Data Science Capstone: Predictive text model

Bruno González
Nov 22th, 2018

Quick description

  1. Upload the data from the english texts
  2. Tokenize the data/create the n-grams
  3. Calculate the frequency of each n-gram precided by the same (n-1)-gram.
  4. Select only the more frequent n-gram
  5. The App will load the matrix and look for the input value on it.

N-grams function

  • For creating the n-grams, we use the function that dependos on the text entered and n.

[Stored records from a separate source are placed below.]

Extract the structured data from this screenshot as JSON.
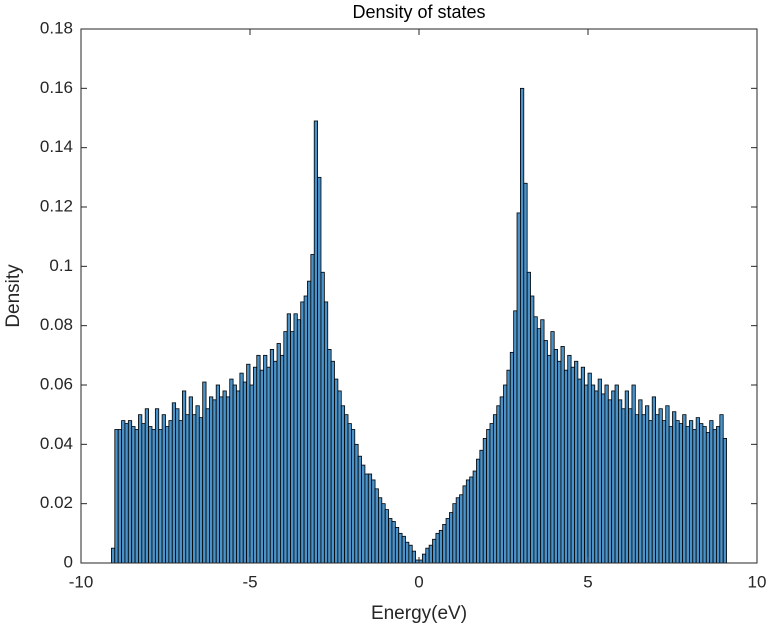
{
  "chart_data": {
    "type": "histogram",
    "title": "Density of states",
    "x_label": "Energy(eV)",
    "y_label": "Density",
    "color": "#4a92c8",
    "edgecolor": "#000000",
    "bins": [
      -9.1,
      -9,
      -8.9,
      -8.8,
      -8.7,
      -8.6,
      -8.5,
      -8.4,
      -8.3,
      -8.2,
      -8.1,
      -8,
      -7.9,
      -7.8,
      -7.7,
      -7.6,
      -7.5,
      -7.4,
      -7.3,
      -7.2,
      -7.1,
      -7,
      -6.9,
      -6.8,
      -6.7,
      -6.6,
      -6.5,
      -6.4,
      -6.3,
      -6.2,
      -6.1,
      -6,
      -5.9,
      -5.8,
      -5.7,
      -5.6,
      -5.5,
      -5.4,
      -5.3,
      -5.2,
      -5.1,
      -5,
      -4.9,
      -4.8,
      -4.7,
      -4.6,
      -4.5,
      -4.4,
      -4.3,
      -4.2,
      -4.1,
      -4,
      -3.9,
      -3.8,
      -3.7,
      -3.6,
      -3.5,
      -3.4,
      -3.3,
      -3.2,
      -3.1,
      -3,
      -2.9,
      -2.8,
      -2.7,
      -2.6,
      -2.5,
      -2.4,
      -2.3,
      -2.2,
      -2.1,
      -2,
      -1.9,
      -1.8,
      -1.7,
      -1.6,
      -1.5,
      -1.4,
      -1.3,
      -1.2,
      -1.1,
      -1,
      -0.9,
      -0.8,
      -0.7,
      -0.6,
      -0.5,
      -0.4,
      -0.3,
      -0.2,
      -0.1,
      0,
      0.1,
      0.2,
      0.3,
      0.4,
      0.5,
      0.6,
      0.7,
      0.8,
      0.9,
      1,
      1.1,
      1.2,
      1.3,
      1.4,
      1.5,
      1.6,
      1.7,
      1.8,
      1.9,
      2,
      2.1,
      2.2,
      2.3,
      2.4,
      2.5,
      2.6,
      2.7,
      2.8,
      2.9,
      3,
      3.1,
      3.2,
      3.3,
      3.4,
      3.5,
      3.6,
      3.7,
      3.8,
      3.9,
      4,
      4.1,
      4.2,
      4.3,
      4.4,
      4.5,
      4.6,
      4.7,
      4.8,
      4.9,
      5,
      5.1,
      5.2,
      5.3,
      5.4,
      5.5,
      5.6,
      5.7,
      5.8,
      5.9,
      6,
      6.1,
      6.2,
      6.3,
      6.4,
      6.5,
      6.6,
      6.7,
      6.8,
      6.9,
      7,
      7.1,
      7.2,
      7.3,
      7.4,
      7.5,
      7.6,
      7.7,
      7.8,
      7.9,
      8,
      8.1,
      8.2,
      8.3,
      8.4,
      8.5,
      8.6,
      8.7,
      8.8,
      8.9,
      9,
      9.1
    ],
    "values": [
      0.005,
      0.045,
      0.045,
      0.048,
      0.047,
      0.048,
      0.046,
      0.045,
      0.05,
      0.047,
      0.052,
      0.046,
      0.045,
      0.052,
      0.045,
      0.05,
      0.046,
      0.048,
      0.054,
      0.052,
      0.048,
      0.058,
      0.05,
      0.056,
      0.05,
      0.053,
      0.049,
      0.061,
      0.052,
      0.056,
      0.055,
      0.06,
      0.056,
      0.058,
      0.056,
      0.062,
      0.06,
      0.058,
      0.064,
      0.061,
      0.067,
      0.06,
      0.066,
      0.07,
      0.065,
      0.07,
      0.066,
      0.072,
      0.068,
      0.074,
      0.07,
      0.078,
      0.084,
      0.078,
      0.084,
      0.082,
      0.088,
      0.09,
      0.095,
      0.104,
      0.149,
      0.13,
      0.098,
      0.088,
      0.072,
      0.068,
      0.062,
      0.058,
      0.053,
      0.05,
      0.047,
      0.045,
      0.04,
      0.036,
      0.033,
      0.03,
      0.03,
      0.028,
      0.025,
      0.022,
      0.02,
      0.018,
      0.015,
      0.014,
      0.012,
      0.01,
      0.009,
      0.007,
      0.006,
      0.004,
      0.001,
      0.001,
      0.003,
      0.005,
      0.006,
      0.008,
      0.01,
      0.011,
      0.013,
      0.015,
      0.017,
      0.02,
      0.022,
      0.023,
      0.026,
      0.028,
      0.029,
      0.031,
      0.035,
      0.038,
      0.042,
      0.045,
      0.047,
      0.05,
      0.053,
      0.056,
      0.06,
      0.065,
      0.071,
      0.085,
      0.118,
      0.16,
      0.128,
      0.098,
      0.09,
      0.083,
      0.079,
      0.082,
      0.075,
      0.07,
      0.078,
      0.072,
      0.068,
      0.073,
      0.065,
      0.07,
      0.066,
      0.068,
      0.062,
      0.066,
      0.06,
      0.064,
      0.06,
      0.058,
      0.062,
      0.057,
      0.06,
      0.055,
      0.058,
      0.06,
      0.055,
      0.052,
      0.058,
      0.052,
      0.06,
      0.05,
      0.055,
      0.05,
      0.053,
      0.048,
      0.056,
      0.05,
      0.052,
      0.048,
      0.053,
      0.046,
      0.051,
      0.048,
      0.047,
      0.05,
      0.046,
      0.048,
      0.045,
      0.049,
      0.047,
      0.046,
      0.044,
      0.048,
      0.045,
      0.046,
      0.05,
      0.042
    ],
    "xlim": [
      -10,
      10
    ],
    "ylim": [
      0,
      0.18
    ],
    "xticks": [
      -10,
      -5,
      0,
      5,
      10
    ],
    "yticks": [
      0,
      0.02,
      0.04,
      0.06,
      0.08,
      0.1,
      0.12,
      0.14,
      0.16,
      0.18
    ],
    "box": true
  }
}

The function is defined as following:
ftoken <- function(dat, n=1){

  dat_tok <- gsub("[[:punct:]]", "", dat)
  dat_tok <- gsub("[[:digit:]]", "", dat_tok)
  dat_tok <- strsplit(dat_tok, "\\s+")
  dat_tok <- unlist(dat_tok)
  dat_tok <- tolower(dat_tok)
  if(n>1){
    dat_tok2 <- {}
    for(i in 1:(length(dat_tok))){
      aux <- paste(dat_tok[i])
      for(j in 1:(n-1)){aux <- paste(aux,dat_tok[i+j])}
      dat_tok2 [i] <- aux
  }}
  else{dat_tok2 <- dat_tok}
  dat_tok2
}

List of most frequent n-grams

  • First is created the list with all the n-grams and their frequencies for a specific n-gram and (n+1)-gram (this will be the prediction)
fmatpred <- function(tokn, tokn1){
  mat <- data.frame(tokn,tokn1) %>% group_by(tokn) %>% mutate(freqt=n())%>%
    ungroup() %>% group_by(tokn1) %>% mutate(freq=n()/freqt) %>%
    summarize(tokn=nth(tokn,1), freq=max(freq)) %>% filter(freq > 0.01)
}
  • Then, is filtered only the most possible prediction, based on the frequency
ffunction <- function(l)
  {
  l <- l %>%  group_by(tokn) %>% mutate(rank = rank(desc(freq))) %>% filter(rank<2)
  }

Shiny app

  • Then, a Shiny App was built that serch into the list the phrase introduced to predict the next word.